Hersh dismissed the dollar amount of political contributions spent by these firms as trivial and saw little correlation between it and the government’s lack of appetite for regulation.
“Consumers have shown pretty clearly that they don’t care about supporting mom-and-pop shops or getting their news from local newspapers, etc.,” he said.
Berkeley professor, lawyer and former DOJ antitrust economist Carl Shapiro took a different approach, saying the root of many political problems is money in politics and the corruption that goes along with it. But Shapiro also questioned whether the tech giants’ behavior had risen to a level that required legal action.
“We have a good tradition of not attacking companies just because they become large and powerful; they have to behave badly, too,” he said.
According to the Federal Trade Commission, “Obtaining a monopoly by superior products, innovation, or business acumen is legal.” To run afoul of antitrust laws, a company must engage in exclusionary or predatory tactics. It is a high bar to vault.
Warren, the original architect of the Consumer Financial Protection Bureau, is no Johnny-come-lately to the arcane minutiae of financial regulation. Perhaps that is why she is seeking to create a new legal standard for tech platforms rather than pursue a risky antitrust action against them.
Her proposed legislation would classify some technology business lines as utilities. Companies earning over $25 billion that offer an online marketplace, exchange or platform to connect to third parties would be considered “platform utilities.” As regulated utilities, they would be prevented from selling or giving preferential treatment to their own products on their own platforms.
For example, Amazon.com would not be able to sell Amazon Basics products, Google search could not promote Google products, and Facebook would have to spin off Instagram and WhatsApp.
“We break them apart, that backs up the influence a little bit, and it makes absolutely sure that they’re not engaged in these unfair practices that stomp out …every startup that’s trying to get in there,” she said.

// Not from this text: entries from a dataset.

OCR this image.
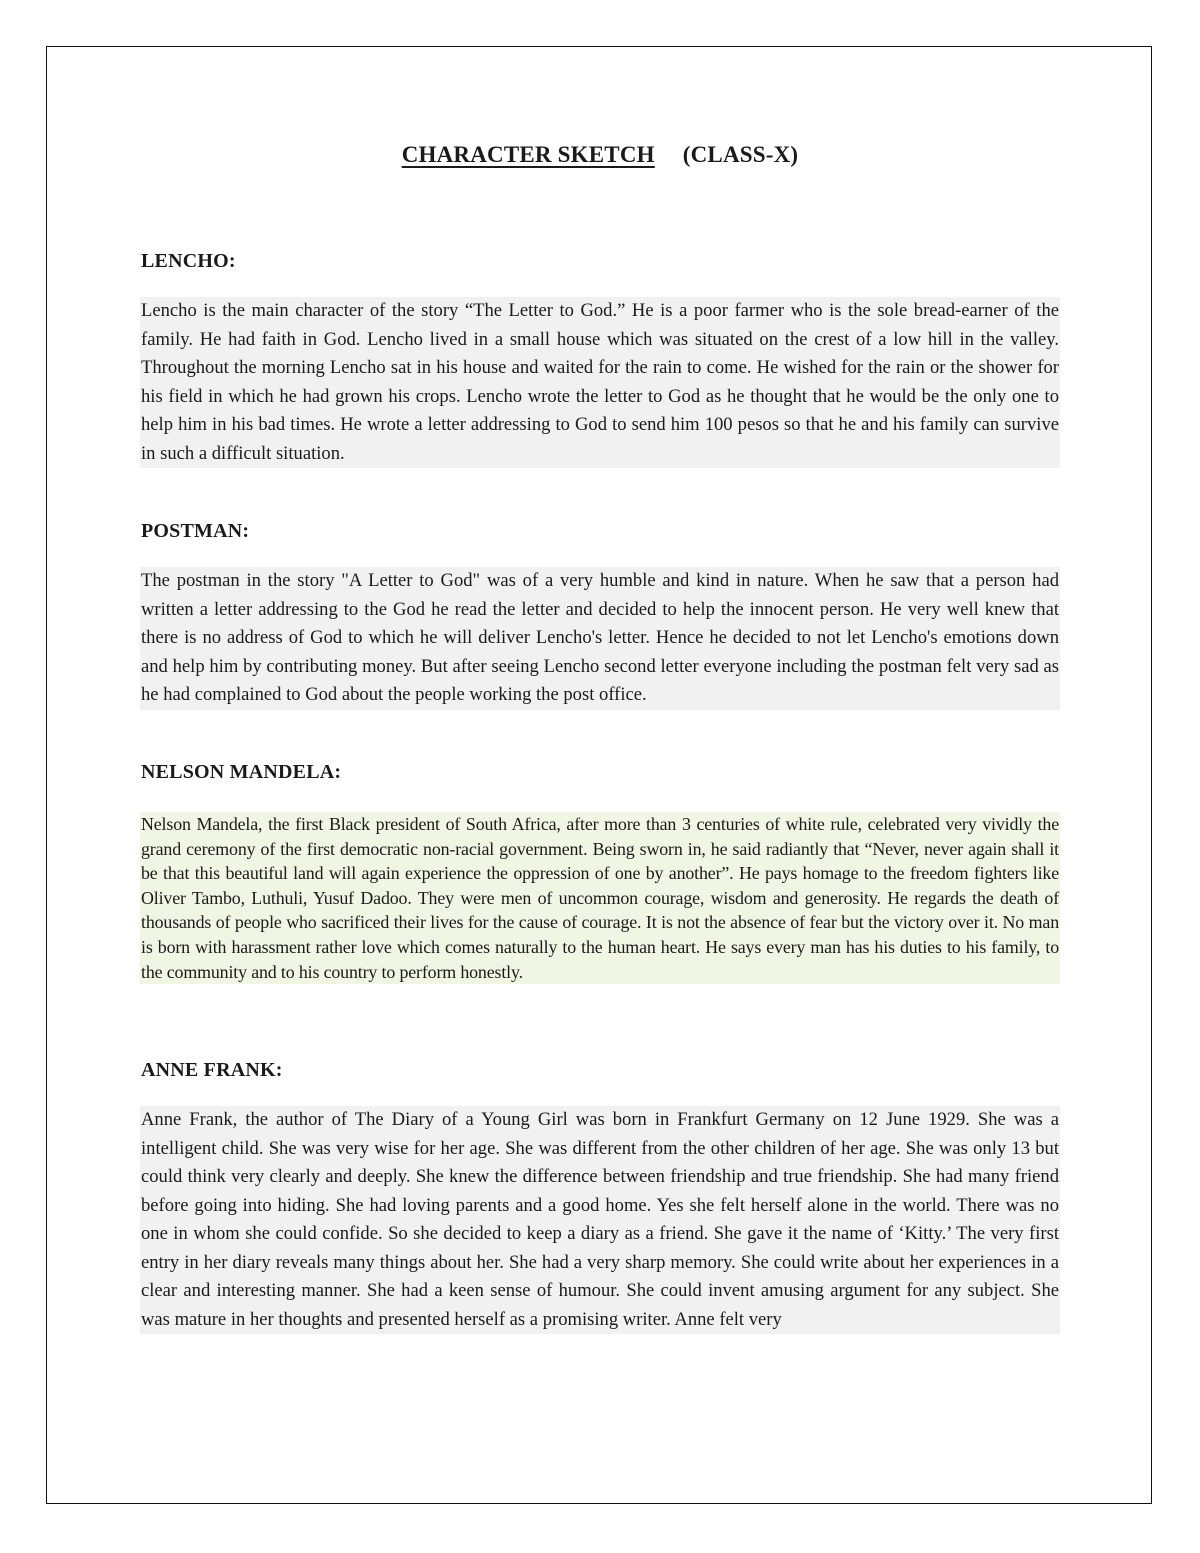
CHARACTER SKETCH (CLASS-X)
LENCHO:
Lencho is the main character of the story “The Letter to God.” He is a poor farmer who is the sole bread-earner of the family. He had faith in God. Lencho lived in a small house which was situated on the crest of a low hill in the valley. Throughout the morning Lencho sat in his house and waited for the rain to come. He wished for the rain or the shower for his field in which he had grown his crops. Lencho wrote the letter to God as he thought that he would be the only one to help him in his bad times. He wrote a letter addressing to God to send him 100 pesos so that he and his family can survive in such a difficult situation.
POSTMAN:
The postman in the story "A Letter to God" was of a very humble and kind in nature. When he saw that a person had written a letter addressing to the God he read the letter and decided to help the innocent person. He very well knew that there is no address of God to which he will deliver Lencho's letter. Hence he decided to not let Lencho's emotions down and help him by contributing money. But after seeing Lencho second letter everyone including the postman felt very sad as he had complained to God about the people working the post office.
NELSON MANDELA:
Nelson Mandela, the first Black president of South Africa, after more than 3 centuries of white rule, celebrated very vividly the grand ceremony of the first democratic non-racial government. Being sworn in, he said radiantly that “Never, never again shall it be that this beautiful land will again experience the oppression of one by another”. He pays homage to the freedom fighters like Oliver Tambo, Luthuli, Yusuf Dadoo. They were men of uncommon courage, wisdom and generosity. He regards the death of thousands of people who sacrificed their lives for the cause of courage. It is not the absence of fear but the victory over it. No man is born with harassment rather love which comes naturally to the human heart. He says every man has his duties to his family, to the community and to his country to perform honestly.
ANNE FRANK:
Anne Frank, the author of The Diary of a Young Girl was born in Frankfurt Germany on 12 June 1929. She was a intelligent child. She was very wise for her age. She was different from the other children of her age. She was only 13 but could think very clearly and deeply. She knew the difference between friendship and true friendship. She had many friend before going into hiding. She had loving parents and a good home. Yes she felt herself alone in the world. There was no one in whom she could confide. So she decided to keep a diary as a friend. She gave it the name of ‘Kitty.’ The very first entry in her diary reveals many things about her. She had a very sharp memory. She could write about her experiences in a clear and interesting manner. She had a keen sense of humour. She could invent amusing argument for any subject. She was mature in her thoughts and presented herself as a promising writer. Anne felt very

Warren’s blog post pitches an improved internet experience. “Small business would have a fair shot to sell their products on Amazon without the fear of Amazon pushing them out of business. Google couldn’t smother competitors by demoting their products on Google Search. Facebook would face real pressure from Instagram and WhatsApp to improve the user experience and protect our privacy. Tech entrepreneurs would have a fighting chance to compete against the tech giants.”
It is a discordant image for Warren: saleswoman. But, she sold Congress on the Consumer Financial Protection Bureau. She’s hoping platform utilities are her next innovation.